Die Gegenrechnung: Inflation frisst (manchmal) mehr als die Erhöhung bringt
Für die Inflationsseite nutze ich die vom Statistischen Bundesamt veröffentlichten Jahresdurchschnittswerte (Veränderung gegenüber dem Vorjahr).

Das ist eine Näherung, weil die Rentenanpassung mitten im Jahr greift, während Inflationsraten kalenderjährlich gemessen werden. Für die Frage „Was blieb nach der Inflation übrig?“ ist diese Gegenüberstellung dennoch sehr aufschlussreich, weil sie den Kaufkrafttrend gut sichtbar macht.

Was nach der Inflation übrig blieb: reale Veränderung (grobe Näherung)
Rechnerisch lässt sich die reale Veränderung vereinfacht so ausdrücken: Reales Plus ≈ (1 + Rentenerhöhung) geteilt durch (1 + Inflation) minus 1.

Jahr Reale Veränderung nach Inflation in % (West / Ost, grobe Näherung)
2015 +1,79 / +2,19
2016 +3,73 / +5,42
2017 +0,10 / +1,76
2018 +1,30 / +1,44
2019 +1,76 / +2,48
2020 +2,94 / +3,68
2021 -3,01 / -2,31
2022 -1,45 / -0,73
2023 -1,43 / -0,04
2024 +2,32 / +2,32

Inflationsquellen (Jahresdurchschnitt): Destatis zu 2015 (+0,3 %), 2016 (+0,5 %), 2017 (+1,8 %), 2018 (+1,9 %), 2019 (+1,4 %), 2020 (+0,5 %), sowie 2021 (+3,1 %), 2022 (+6,9 %), 2023 (+5,9 %), 2024 (+2,2 %).

Insgesamt ein Plus an Rente – aber mit harten Dellen

Über die zehn Anpassungen von 2015 bis 2024 ergibt sich in der Rechnung ein deutliches nominelles Wachstum der Renten. In Westdeutschland summieren sich die Anpassungen auf rund +37 % (aufgezinst), im Osten – wegen der Angleichung – auf rund +49 %.

Die Inflation lag im selben Zeitraum aufgezinst bei rund +27 %. Unter dieser vereinfachten Betrachtung bedeutet das: In Westdeutschland bleibt über die Dekade ein Kaufkraftplus von gut 8 %, im Osten eher im Bereich von gut 17 %.

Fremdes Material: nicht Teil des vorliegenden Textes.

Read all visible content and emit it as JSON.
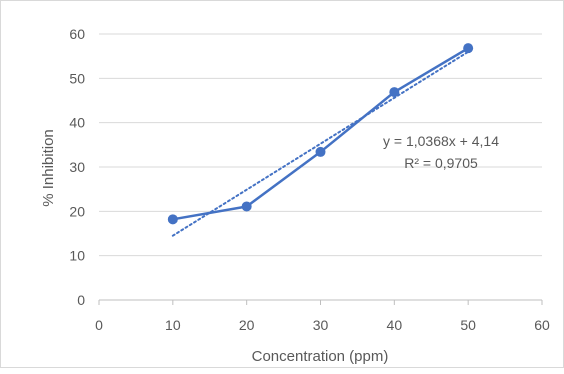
{
  "chart_data": {
    "type": "scatter",
    "title": "",
    "xlabel": "Concentration (ppm)",
    "ylabel": "% Inhibition",
    "xlim": [
      0,
      60
    ],
    "ylim": [
      0,
      60
    ],
    "x_ticks": [
      0,
      10,
      20,
      30,
      40,
      50,
      60
    ],
    "y_ticks": [
      0,
      10,
      20,
      30,
      40,
      50,
      60
    ],
    "grid": "horizontal",
    "legend": "none",
    "series": [
      {
        "x": [
          10,
          20,
          30,
          40,
          50
        ],
        "y": [
          18.2,
          21.1,
          33.4,
          46.9,
          56.8
        ],
        "color": "#4472c4",
        "marker": "circle",
        "line": "solid"
      }
    ],
    "trendline": {
      "kind": "linear",
      "slope": 1.0368,
      "intercept": 4.14,
      "x_range": [
        10,
        50
      ],
      "color": "#4472c4",
      "style": "dotted",
      "equation": "y = 1,0368x + 4,14",
      "r_squared": "R² = 0,9705"
    }
  }
}
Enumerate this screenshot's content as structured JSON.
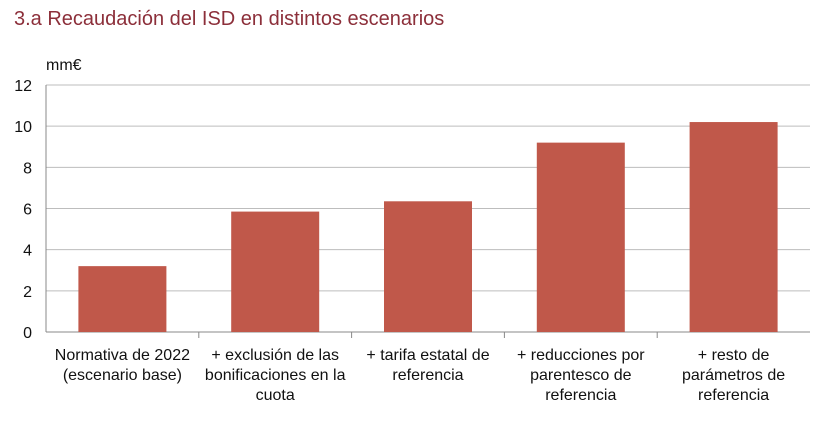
{
  "title": "3.a  Recaudación del ISD en distintos escenarios",
  "chart_data": {
    "type": "bar",
    "title": "3.a  Recaudación del ISD en distintos escenarios",
    "ylabel": "mm€",
    "xlabel": "",
    "ylim": [
      0,
      12
    ],
    "yticks": [
      0,
      2,
      4,
      6,
      8,
      10,
      12
    ],
    "grid": true,
    "bar_color": "#c0584a",
    "categories": [
      [
        "Normativa de 2022",
        "(escenario base)"
      ],
      [
        "+ exclusión de las",
        "bonificaciones en la",
        "cuota"
      ],
      [
        "+ tarifa estatal de",
        "referencia"
      ],
      [
        "+ reducciones por",
        "parentesco de",
        "referencia"
      ],
      [
        "+ resto de",
        "parámetros de",
        "referencia"
      ]
    ],
    "values": [
      3.2,
      5.85,
      6.35,
      9.2,
      10.2
    ]
  }
}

Die Einschränkungen stecken im Zeitverlauf: Dieses Plus ist nicht gleichmäßig entstanden. Die Jahre 2021 bis 2023 sind der Beleg dafür, dass Rentenanpassungen zwar steigen können, aber trotzdem hinter starken Preiswellen zurückbleiben. 2021 fiel die Erhöhung im Westen aus, während die Preise im Jahresdurchschnitt deutlich anzogen.

2022 und 2023 gab es zwar kräftige Erhöhungen, die außergewöhnlich hohe Teuerung machte sie aber im Ergebnis (je nach Region) real klein oder sogar negativ. 2024 drehte sich das Bild wieder: Die Rentenanpassung lag spürbar über der Jahresteuerung.

Ost-West-Effekt: Warum der Osten in dieser Zeit „besser aussieht“

Dass die Ostwerte in der realen Rechnung häufig höher ausfallen, ist nicht nur eine Frage der allgemeinen Rentenpolitik, sondern auch der Rentenangleichung. Über Jahre wurden Ost-Renten (bzw. die dort erworbenen Entgeltpunkte) über Anpassungen und Aufwertungsmechanismen schrittweise an den Westwert herangeführt. 2023 wurde der Gleichstand beim Rentenwert erreicht, 2024 und danach gilt die Anpassung einheitlich.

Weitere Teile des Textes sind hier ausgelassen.